If anything could do the trick, I quickly saw, it was Santa Maddalena. I was given a wonderful room to work in, at the top of the medieval tower, full of pre-Colombian figures, with a Miro on the wall, and a desk spacious enough to take any number of pages of jotted notes and bits of novel. Here was silence, with not a sound aside from birds and weather. Also there were long walks, through the forest and along the chasms, perfect to get the circulation gently flowing. By the time dinner came I was more than ready for some human company, in the form of the other three writers and our delightful hostess Countess Beatrice von Rezzori, who – with her greatly admired novelist husband Grisha – had created this haven, and who treated us to a wealth of fascinating stories about the art world, and of writers who had preceded us.
On the Monday I began. On the Tuesday I abandoned. On the Wednesday I began again. On the Monday I abandoned. And so on. I think in all I tried and despaired four times before, finally, I got going. But I did get going. That I did so at all was thanks to Santa Maddalena, as only that peace and isolation would have allowed me to persevere when everything went wrong.

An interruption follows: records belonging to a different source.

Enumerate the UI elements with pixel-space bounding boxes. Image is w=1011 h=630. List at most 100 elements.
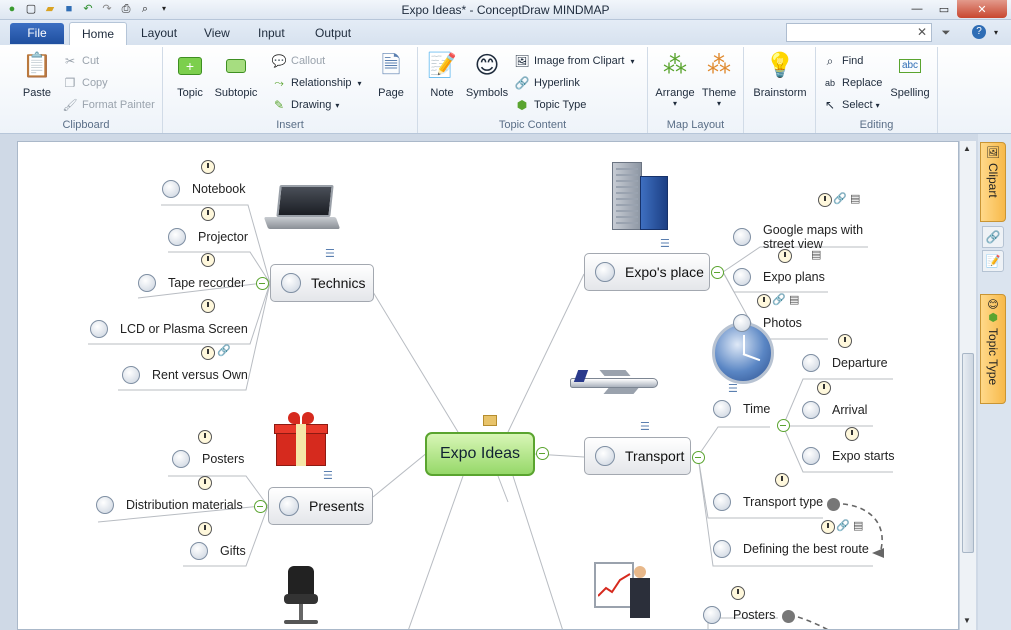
- tab-input[interactable]: Input: [258, 26, 285, 40]
- leaf-rent-versus-own[interactable]: Rent versus Own: [122, 364, 248, 386]
- relationship-icon: ⤳: [274, 75, 284, 90]
- binoculars-icon: ⌕: [826, 53, 834, 68]
- collapse-icon[interactable]: [711, 266, 724, 279]
- copy-button[interactable]: ❐ Copy: [62, 75, 108, 91]
- image-from-clipart-button[interactable]: 🖼 Image from Clipart ▾: [514, 53, 634, 69]
- maximize-button[interactable]: ▭: [931, 0, 957, 18]
- collapse-icon[interactable]: [536, 447, 549, 460]
- office-building-icon: [608, 162, 672, 232]
- topic-time[interactable]: Time: [713, 398, 770, 420]
- topic-circle: [733, 314, 751, 332]
- leaf-projector[interactable]: Projector: [168, 226, 248, 248]
- clock-icon: [198, 522, 212, 536]
- theme-button[interactable]: ⁂ Theme ▾: [698, 51, 740, 109]
- callout-button[interactable]: 💬 Callout: [271, 53, 326, 69]
- paste-button[interactable]: 📋 Paste: [14, 51, 60, 100]
- tab-home[interactable]: Home: [69, 22, 128, 46]
- clock-icon: [818, 193, 832, 207]
- relationship-start-dot[interactable]: [827, 498, 840, 511]
- clock-icon: [778, 249, 792, 263]
- drawing-dropdown-icon: ▾: [335, 100, 340, 110]
- theme-icon: ⁂: [707, 52, 731, 79]
- central-topic[interactable]: Expo Ideas: [425, 432, 535, 476]
- hyperlink-button[interactable]: 🔗 Hyperlink: [514, 75, 580, 91]
- presenter-chart-icon: [594, 556, 654, 629]
- brainstorm-button[interactable]: 💡 Brainstorm: [748, 51, 812, 100]
- spelling-button[interactable]: abc Spelling: [886, 51, 934, 99]
- arrange-dropdown-icon: ▾: [672, 99, 677, 108]
- clock-icon: [201, 299, 215, 313]
- leaf-posters[interactable]: Posters: [172, 448, 244, 470]
- help-dropdown-icon[interactable]: ▾: [988, 25, 1004, 41]
- leaf-google-maps[interactable]: Google maps with street view: [733, 222, 863, 252]
- scroll-up-icon[interactable]: ▲: [963, 144, 971, 153]
- select-button[interactable]: ↖ Select ▾: [822, 97, 880, 113]
- relationship-button[interactable]: ⤳ Relationship ▾: [271, 75, 361, 91]
- collapse-icon[interactable]: [777, 419, 790, 432]
- format-painter-button[interactable]: 🖌 Format Painter: [62, 97, 154, 113]
- leaf-notebook[interactable]: Notebook: [162, 178, 246, 200]
- leaf-tape-recorder[interactable]: Tape recorder: [138, 272, 245, 294]
- leaf-transport-type[interactable]: Transport type: [713, 491, 823, 513]
- map-layout-group-label: Map Layout: [666, 119, 725, 131]
- hyperlink-icon: 🔗: [833, 193, 847, 205]
- clipboard-group: 📋 Paste ✂ Cut ❐ Copy 🖌 Format Painter Clipb…: [10, 47, 163, 133]
- help-icon[interactable]: ?: [972, 25, 986, 39]
- topic-technics[interactable]: Technics: [270, 264, 374, 302]
- leaf-expo-plans[interactable]: Expo plans: [733, 266, 825, 288]
- minimize-button[interactable]: —: [903, 0, 931, 18]
- topic-content-group: 📝 Note 😊 Symbols 🖼 Image from Clipart ▾ 🔗 H…: [418, 47, 648, 133]
- collapse-icon[interactable]: [256, 277, 269, 290]
- mindmap-canvas[interactable]: Expo Ideas Technics ☰ Notebook Projector…: [17, 141, 959, 630]
- leaf-lcd-plasma[interactable]: LCD or Plasma Screen: [90, 318, 248, 340]
- replace-button[interactable]: ab Replace: [822, 75, 882, 91]
- topic-transport[interactable]: Transport: [584, 437, 691, 475]
- symbols-button[interactable]: 😊 Symbols: [462, 51, 512, 100]
- vertical-scrollbar[interactable]: ▲ ▼: [959, 141, 976, 630]
- drawing-button[interactable]: ✎ Drawing ▾: [271, 97, 339, 113]
- topic-circle: [713, 540, 731, 558]
- arrange-button[interactable]: ⁂ Arrange ▾: [652, 51, 698, 109]
- topic-presents[interactable]: Presents: [268, 487, 373, 525]
- tab-clipart[interactable]: 🖼 Clipart: [980, 142, 1006, 222]
- note-panel-tab[interactable]: 📝: [982, 250, 1004, 272]
- collapse-icon[interactable]: [692, 451, 705, 464]
- scroll-down-icon[interactable]: ▼: [963, 616, 971, 625]
- tab-output[interactable]: Output: [315, 26, 351, 40]
- search-input[interactable]: ✕: [786, 23, 932, 42]
- collapse-icon[interactable]: [254, 500, 267, 513]
- hyperlink-panel-tab[interactable]: 🔗: [982, 226, 1004, 248]
- clock-icon: [201, 160, 215, 174]
- leaf-defining-best-route[interactable]: Defining the best route: [713, 538, 869, 560]
- leaf-arrival[interactable]: Arrival: [802, 399, 867, 421]
- note-button[interactable]: 📝 Note: [424, 51, 460, 100]
- leaf-expo-starts[interactable]: Expo starts: [802, 445, 895, 467]
- topic-circle: [733, 268, 751, 286]
- clear-search-icon[interactable]: ✕: [917, 25, 927, 39]
- tab-topic-type[interactable]: 😊 ⬢ Topic Type: [980, 294, 1006, 404]
- leaf-departure[interactable]: Departure: [802, 352, 888, 374]
- relationship-start-dot[interactable]: [782, 610, 795, 623]
- scroll-thumb[interactable]: [962, 353, 974, 553]
- arrange-icon: ⁂: [663, 52, 687, 79]
- subtopic-icon: [221, 51, 251, 81]
- replace-icon: ab: [824, 78, 835, 88]
- leaf-photos[interactable]: Photos: [733, 312, 802, 334]
- clock-icon: [757, 294, 771, 308]
- tab-view[interactable]: View: [204, 26, 230, 40]
- filter-icon[interactable]: ⏷: [938, 25, 954, 41]
- topic-button[interactable]: + Topic: [171, 51, 209, 99]
- hyperlink-icon: 🔗: [514, 76, 530, 90]
- leaf-distribution-materials[interactable]: Distribution materials: [96, 494, 243, 516]
- leaf-posters-bottom[interactable]: Posters: [703, 604, 775, 626]
- subtopic-button[interactable]: Subtopic: [211, 51, 261, 99]
- tab-file[interactable]: File: [10, 23, 64, 44]
- find-button[interactable]: ⌕ Find: [822, 53, 864, 69]
- cut-button[interactable]: ✂ Cut: [62, 53, 99, 69]
- close-button[interactable]: ✕: [957, 0, 1007, 18]
- page-button[interactable]: 🗎 Page: [371, 51, 411, 100]
- leaf-gifts[interactable]: Gifts: [190, 540, 246, 562]
- topic-type-button[interactable]: ⬢ Topic Type: [514, 97, 587, 113]
- topic-expos-place[interactable]: Expo's place: [584, 253, 710, 291]
- tab-layout[interactable]: Layout: [141, 26, 177, 40]
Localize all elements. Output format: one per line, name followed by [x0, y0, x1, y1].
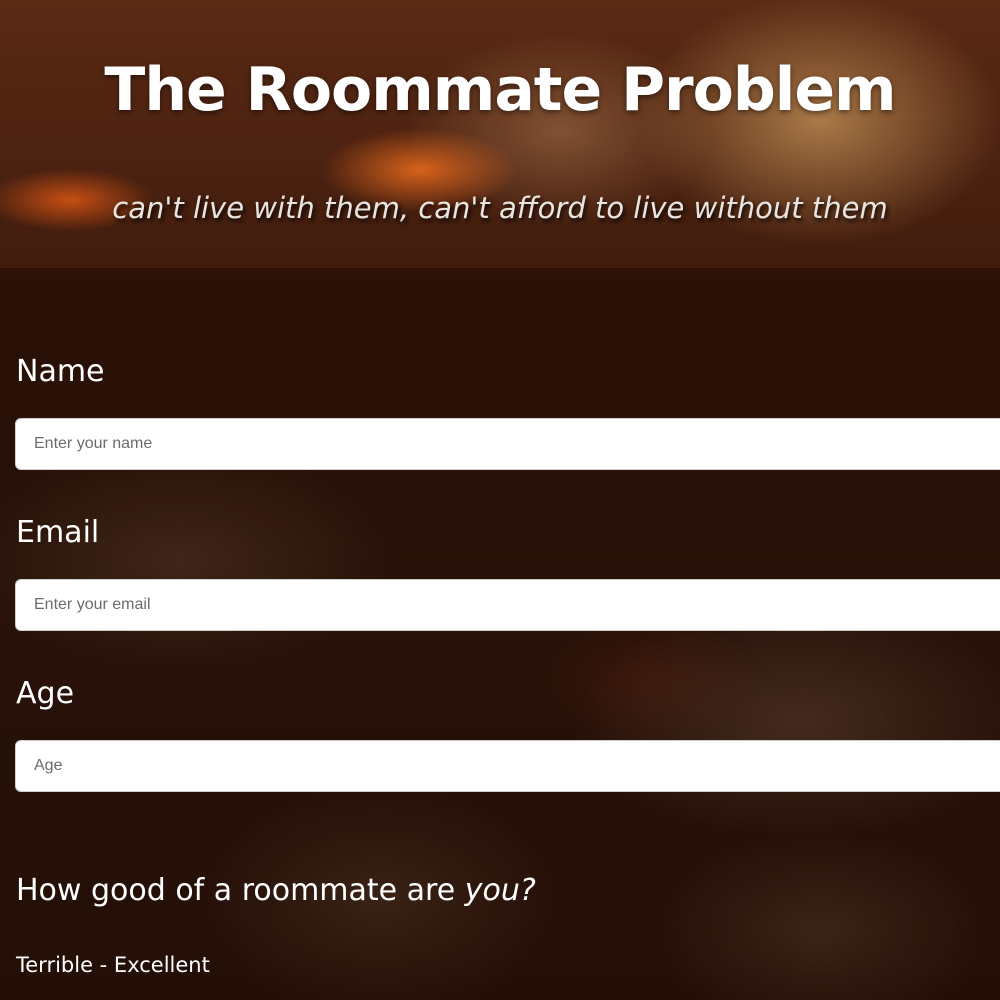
- rating-question-text: How good of a roommate are: [16, 873, 465, 908]
- page-header: The Roommate Problem can't live with the…: [0, 0, 1000, 268]
- email-input[interactable]: [15, 579, 1000, 631]
- email-label: Email: [16, 515, 100, 550]
- rating-question-emphasis: you?: [464, 873, 536, 908]
- age-label: Age: [16, 676, 75, 711]
- age-input[interactable]: [15, 740, 1000, 792]
- rating-question: How good of a roommate are you?: [16, 871, 536, 911]
- rating-scale-label: Terrible - Excellent: [16, 953, 210, 977]
- page-subtitle: can't live with them, can't afford to li…: [112, 191, 888, 225]
- name-input[interactable]: [15, 418, 1000, 470]
- name-label: Name: [16, 354, 105, 389]
- page-title: The Roommate Problem: [104, 55, 896, 125]
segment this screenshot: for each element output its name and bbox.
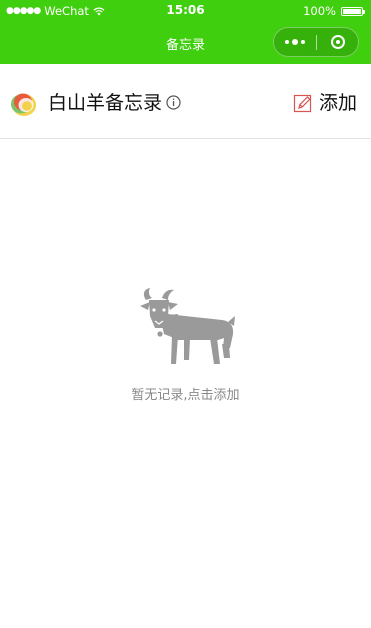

Not that my stay was all serious. Along the way there were day trips to Florence and Arezzo, and expeditions to excellent local restaurants. There were the many delightful guests of the Countess who visited for dinner. There were evenings when we four writers read our work to one another and then, to recover from the shock, drank large quantities of wine. There was an afternoon purchasing excellent green tinged olive oil from the nearby farm. There was the delight of being in such a beautiful place as winter turned to spring.
Most of all, though, Santa Maddalena allowed me to take the train to Florence with a sense of work achieved, for the first time in many long months. For that I offer my heartfelt thanks.